CMSD taps architecture firm to design Hunt restoration


Labat and Guild

Labat and Guild



Zack Plair



Columbus Municipal School District has tapped an architecture firm to design the restoration project for the former Hunt High School.


The board voted unanimously Monday night to hire Eley Guild Hardy Architects, which has offices in Jackson and Biloxi. According to the proposal, the district will pay the firm 5.5 percent of the total construction costs if they exceed $10 million; 5.75 percent if they are between $5 million but less than $10 million; and 6 percent if they are less than $5 million.


Superintendent Cherie Labat told The Dispatch she and an interviewing committee selected Eley Guild Hardy from among three firms that submitted proposals.



"They were the lowest and best bid," she said. "... They have an impeccable reputation for their workmanship as well as their working relationship with school districts. They will take the extra steps necessary to make sure the community gets something we can be proud of."


A February tornado badly damaged the Hunt campus -- which housed the district's alternative school, after-school programs and an African-American cultural heritage museum operated by a local nonprofit -- tearing off a large portion of the roof and rendering the building inoperable. CMSD expects its insurance, along with disaster relief funds from the federal and state emergency management agencies, to cover restoration costs.


The new design will incorporate room for the cultural heritage museum.


Hunt, which served as the city's school for black students in the final years of segregation, is also deemed a state landmark by the Mississippi Department of Archives and History. That means restoration efforts must meet certain historic preservation standards.
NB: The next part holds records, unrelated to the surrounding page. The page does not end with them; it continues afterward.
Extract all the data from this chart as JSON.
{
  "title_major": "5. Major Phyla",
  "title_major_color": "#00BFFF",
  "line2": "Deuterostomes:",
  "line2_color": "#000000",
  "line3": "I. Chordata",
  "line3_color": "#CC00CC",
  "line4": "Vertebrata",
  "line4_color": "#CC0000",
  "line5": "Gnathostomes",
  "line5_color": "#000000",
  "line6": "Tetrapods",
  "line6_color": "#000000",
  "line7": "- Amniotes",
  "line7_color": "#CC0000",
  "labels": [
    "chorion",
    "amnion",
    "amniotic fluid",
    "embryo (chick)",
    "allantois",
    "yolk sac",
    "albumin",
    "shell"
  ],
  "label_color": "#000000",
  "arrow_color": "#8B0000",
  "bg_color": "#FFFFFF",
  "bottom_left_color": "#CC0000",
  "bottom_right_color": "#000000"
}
Taylor Guild III, president for Eley Guild Hardy, said the firm has plenty of experience with designing schools, restoring historic buildings and working with emergency management agencies. The Hunt design won't even be the first time the firm has dealt with all three of those elements in the same project.


The firm worked with 12 school districts on the Gulf Coast after Hurricane Katrina in 2005. It also designed restorations for Harned and Montgomery halls at Mississippi State University and is designing work for the Lyceum at the University of Mississippi.


Guild said the firm is about 30 percent finished re-designing an old African-American high school on 33rd Avenue in Gulfport, a situation he said was very similar to Hunt's. The Gulfport campus, he said, was being used as a Job Corps workforce center when Katrina damaged it. Initially, Job Corps planned to tear it down and build a new campus, Guild said, but community members rallied to restore it -- especially since the city's segregation era white campus had been preserved.


Eley Guild Hardy took on design within the past year, Guild said.


In Columbus, MDAH did landmark Lee High School on Military Road, the segregation era white campus, first to accommodate an ongoing redevelopment project there. Hunt, on 20th Street North, wasn't landmarked until nearly a year later, with MDAH approval coming after the storm battered the building.


Guild said the challenge for any historical redesign is bringing the building up to current code -- particularly with things like Americans with Disabilities Act accessibility and elevator installation -- while remaining compliant with MDAH.


"We are very close to Archives and History," he said. "... We have a good working relationship, but when they don't agree with something, it's tough."


Also, the firm will work diligently to keep the gap between total project costs and what insurance/disaster relief funds will pay as narrow as possible, Guild said.


"The community is going to be ecstatic about what's there when the project is finished," he said.


In other business, the board recognized Sherita O'Neal, a fifth grade science teacher at Cook Elementary, as CMSD's teacher of the year; and Kimberly Gardner, Stokes-Beard Elementary principal, as administrator of the year.



Zack Plair is the managing editor for The Dispatch.